Condanna a quattro per ricettazione. E’ questa la condanna pronunciata nella tarda mattinata di oggi dal anni dal Tribunale di Pescara nei confronti dell’ex assessore regionale alla sanità della Giunta di centro destra Vito Domenici, nell’ambito del processo riguardante l’inchiesta Fira, che nell’ottobre del 2006 portò all’arresto dell’ex presidente della finanziaria regionale Giancarlo Masciarelli e di altre dieci persone, accusate a vario titolo di una truffa alla Regione e all’Unione europea da 16 milioni di euro.

Il Tribunale ha condannato a quattro anni anche l’imprenditore di Altino Marco Piccciotti.

“Sono innocente nella maniera più assoluta – ha commentato Domenici – ne sono più che certo rispetto sia alle accuse formulate sia all’andamento processuale. Quattro anni sono troppi, ma lo erano anche quattro secondi. E’ una sentenza non condivisibile come non lo erano le premesse su cui si è basato il processo. Un processo – ha aggiunto – pieno di contraddizioni e alla fine la sentenza è una contraddizione che segue perfettamente la linea del processo. Farò ricorso in appello”.

 Il Tribunale ha inoltre inflitto cinque anni di reclusione Paolo De Michele, Silvio Cirone, Ivan Marinelli e Giovanni Cirulli, per associazione per delinquere e truffa aggravata. Mentre l’ex direttrice della Fira Carolina D’Antuono e Pietro D’Arcangelo sono stati condannati a quattro anni di reclusione per il reato di associazione per delinquere. Il Tribunale ha condannato a quattro anni anche l’avvocato romano Pietro Anello per riciclaggio.

Nella maggior parte dei casi gli imputati condannati erano legali rappresentanti di società e membri delle varie commissioni di valutazione e di ammissione dei progetti.
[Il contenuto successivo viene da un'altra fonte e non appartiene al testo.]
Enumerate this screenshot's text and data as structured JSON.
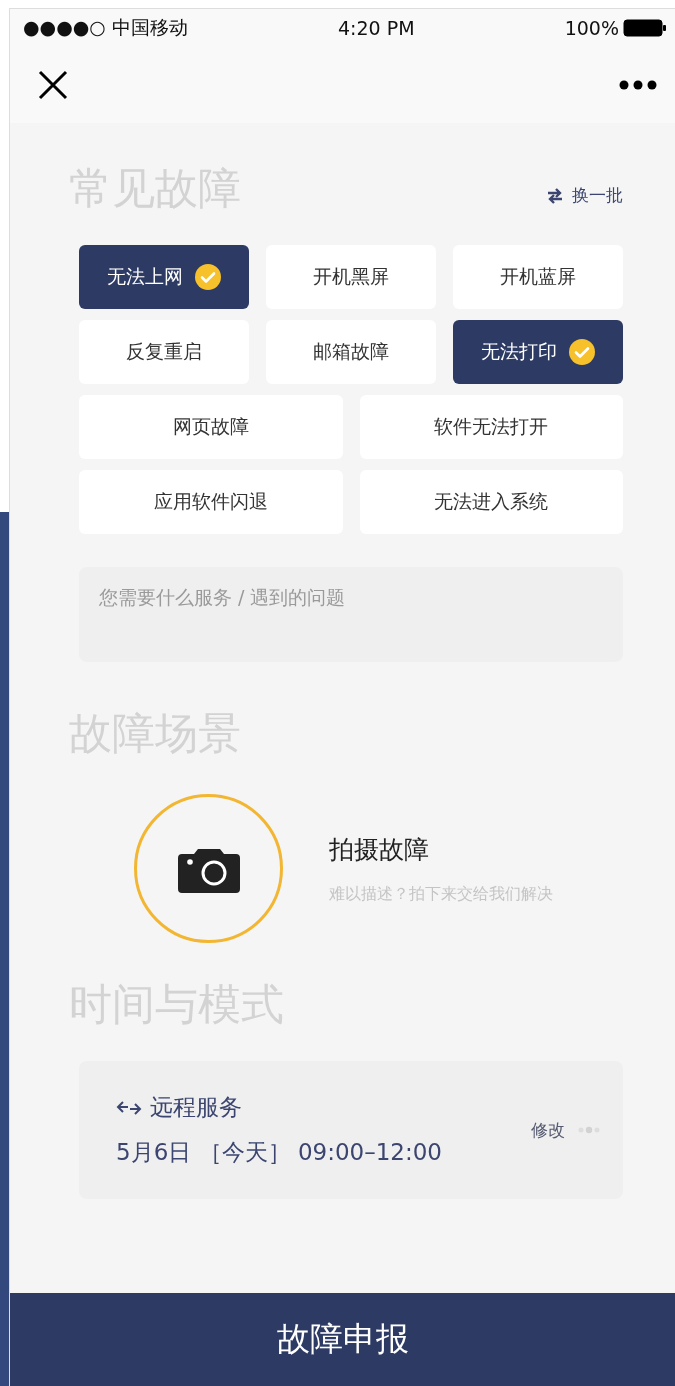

Gli imputati accusati della seconda associazione per delinquere, tra cui l’ex assessore Domenici, sono stati assolti da questo reato perché il fatto non sussiste. Gli imputati condannati sono stati però assolti da alcuni reati, mentre altri reati a loro carico si sono prescritti. De Michele, Cirone, Cirulli, Marinelli, sono stati interdetti in perpetuo dai pubblici uffici e interdetti legali durante la pena. Domenici, D’Antuono, D’Arcangelo, Picciotti e Anello, sono stati interdetti dai pubblici uffici per cinque anni. Il Tribunale ha inoltre dichiarato prescritti anche i reati a carico dell’ex titolare di Villa Pini, Vincenzo Maria Angelini, dell’imprenditore televisivo Vincenzo Lanetta, e di altri imputati. Assolta per non aver commesso il fatto Giovanna Angelucci. Le società imputate sono state condannate a sanzioni amministrative pecuniarie che vanno da un minino di 30 mila euro ad un massimo di 150 mila euro. Alla lettura della sentenza ha assistito anche l’ex presidente della Fira Masciarelli, che per questa vicenda e quella riguardante presunte tangenti nella sanità abruzzese, ha patteggiato davanti al gup di Pescara una pena di tre anni a quattro mesi.